Having arranged everything to his satisfaction, he returned to his lodgings, sat down before a roaring wood fire, lit a cigar, and began to think.

His watching was at an end; his long, sad looks at Madeline were over; and, to his own surprise, he felt a sort of regret. During the last few days he had never been free from self-reproach. He had met her at a time when his help might have saved her—yet, because she repulsed him, he had quietly stood aloof and let her drift to her ruin. Yes, although his reason told him he was not to blame, in his own mind he felt culpable.

Well, it was all over now; self-accusation and recrimination would never obliterate that dark past from the girl’s life—she must live and suffer—but he vowed to himself that it should be his endeavour to make that suffering easy for her to bear.

During that night he slept little, but when he did sleep he dreamed of Madeline. Now he clasped her in his arms and plunged with her into wild waters—again he drew her from some darkly surging river, or with uplifted knife stood waiting to plunge it into the heart of the grinning Frenchman. He was glad when daylight relieved him from such dreams.
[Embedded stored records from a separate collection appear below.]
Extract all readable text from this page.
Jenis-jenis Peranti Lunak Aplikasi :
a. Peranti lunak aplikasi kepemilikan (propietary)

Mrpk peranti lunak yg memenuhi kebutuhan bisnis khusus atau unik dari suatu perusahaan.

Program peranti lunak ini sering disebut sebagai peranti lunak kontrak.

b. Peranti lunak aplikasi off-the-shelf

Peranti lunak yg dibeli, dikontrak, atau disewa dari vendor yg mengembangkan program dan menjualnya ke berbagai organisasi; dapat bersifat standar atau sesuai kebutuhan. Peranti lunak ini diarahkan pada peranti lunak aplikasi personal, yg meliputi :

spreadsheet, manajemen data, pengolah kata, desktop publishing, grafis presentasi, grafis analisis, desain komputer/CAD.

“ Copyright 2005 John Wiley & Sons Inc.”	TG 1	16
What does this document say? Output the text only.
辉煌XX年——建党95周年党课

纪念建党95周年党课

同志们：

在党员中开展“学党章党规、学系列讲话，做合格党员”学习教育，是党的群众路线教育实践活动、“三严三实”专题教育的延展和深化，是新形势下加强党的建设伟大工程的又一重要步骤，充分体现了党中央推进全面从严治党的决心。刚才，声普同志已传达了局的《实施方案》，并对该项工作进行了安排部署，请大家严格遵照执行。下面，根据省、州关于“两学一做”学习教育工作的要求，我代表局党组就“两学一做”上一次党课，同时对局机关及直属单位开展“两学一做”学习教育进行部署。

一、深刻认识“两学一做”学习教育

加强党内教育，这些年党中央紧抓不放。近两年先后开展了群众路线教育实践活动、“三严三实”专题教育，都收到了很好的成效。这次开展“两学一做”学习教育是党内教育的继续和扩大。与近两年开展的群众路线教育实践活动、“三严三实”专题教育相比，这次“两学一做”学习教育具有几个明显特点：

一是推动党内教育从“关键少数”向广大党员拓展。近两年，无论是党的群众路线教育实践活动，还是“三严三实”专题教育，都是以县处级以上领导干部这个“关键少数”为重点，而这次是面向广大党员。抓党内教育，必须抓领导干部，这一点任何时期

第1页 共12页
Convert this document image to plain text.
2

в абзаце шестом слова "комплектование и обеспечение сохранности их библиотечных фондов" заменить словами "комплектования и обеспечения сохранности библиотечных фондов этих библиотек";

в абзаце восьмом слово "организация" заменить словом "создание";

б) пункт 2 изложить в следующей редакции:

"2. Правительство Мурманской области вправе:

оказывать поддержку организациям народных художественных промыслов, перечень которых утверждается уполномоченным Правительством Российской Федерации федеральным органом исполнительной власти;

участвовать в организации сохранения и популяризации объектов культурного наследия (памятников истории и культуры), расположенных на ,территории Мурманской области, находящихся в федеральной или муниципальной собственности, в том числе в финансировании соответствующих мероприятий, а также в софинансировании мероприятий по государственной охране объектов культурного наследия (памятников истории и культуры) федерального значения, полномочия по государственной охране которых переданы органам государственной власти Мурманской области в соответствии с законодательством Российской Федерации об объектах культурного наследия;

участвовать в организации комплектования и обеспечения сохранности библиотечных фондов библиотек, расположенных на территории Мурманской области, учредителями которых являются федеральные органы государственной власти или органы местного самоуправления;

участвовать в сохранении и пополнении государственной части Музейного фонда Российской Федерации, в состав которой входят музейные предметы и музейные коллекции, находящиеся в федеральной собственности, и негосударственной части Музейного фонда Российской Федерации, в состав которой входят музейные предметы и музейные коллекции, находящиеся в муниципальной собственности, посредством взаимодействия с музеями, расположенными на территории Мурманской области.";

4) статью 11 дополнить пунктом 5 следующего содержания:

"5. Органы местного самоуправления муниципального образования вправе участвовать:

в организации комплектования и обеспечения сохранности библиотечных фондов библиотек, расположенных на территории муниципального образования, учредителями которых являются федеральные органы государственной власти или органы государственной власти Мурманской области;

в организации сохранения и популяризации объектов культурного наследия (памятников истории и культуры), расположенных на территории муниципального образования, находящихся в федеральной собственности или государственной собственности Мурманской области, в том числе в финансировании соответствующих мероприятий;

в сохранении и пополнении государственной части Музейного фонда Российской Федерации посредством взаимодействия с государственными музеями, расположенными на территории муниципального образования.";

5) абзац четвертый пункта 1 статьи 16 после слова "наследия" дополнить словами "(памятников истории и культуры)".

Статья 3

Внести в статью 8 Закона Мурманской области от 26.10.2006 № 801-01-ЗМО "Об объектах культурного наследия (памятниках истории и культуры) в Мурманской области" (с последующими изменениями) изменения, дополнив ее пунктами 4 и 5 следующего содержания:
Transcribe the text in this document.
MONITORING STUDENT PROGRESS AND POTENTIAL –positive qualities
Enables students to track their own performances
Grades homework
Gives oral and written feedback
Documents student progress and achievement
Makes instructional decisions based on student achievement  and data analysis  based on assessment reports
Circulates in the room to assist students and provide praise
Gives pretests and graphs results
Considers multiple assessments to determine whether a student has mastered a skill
His first care was to ascertain how his charge was thriving. The report was favourable again; she had passed a peaceful night, and in the morning she had lain for half an hour talking rationally to her maid. She heard with perfect equanimity of the departure and continued absence of Madame de Fontenay and Monsieur Belleisle. She opened and read the letter which Monsieur had left for her, then quietly burned it in the candle which stood beside her bed. She thanked her maid for her kindness, said she must be removed from that place, and then dropped into an exhausted sleep again.

Well satisfied with the account, the young man again returned home to await the arrival of Mr. White. In the afternoon White came. ’Twas no other, of course, than our old acquaintance, but so changed that his nearest friend would hardly know him. His cheeks were ghastly, his eyes sunken, his hair and beard unkempt, and his clothes in a deplorable condition with the long and tedious travel. Despite his disreputable appearance, however, the young man’s heart went out to him at once. He gave him a cordial welcome, and tenderly told him all that he knew about his ward. In return, White gave his confidence, and then the two men walked together to the house where Madeline lay. White’s hands trembled, his cheeks turned very pale, when the maid came to conduct him to Madeline’s room. He went up alone.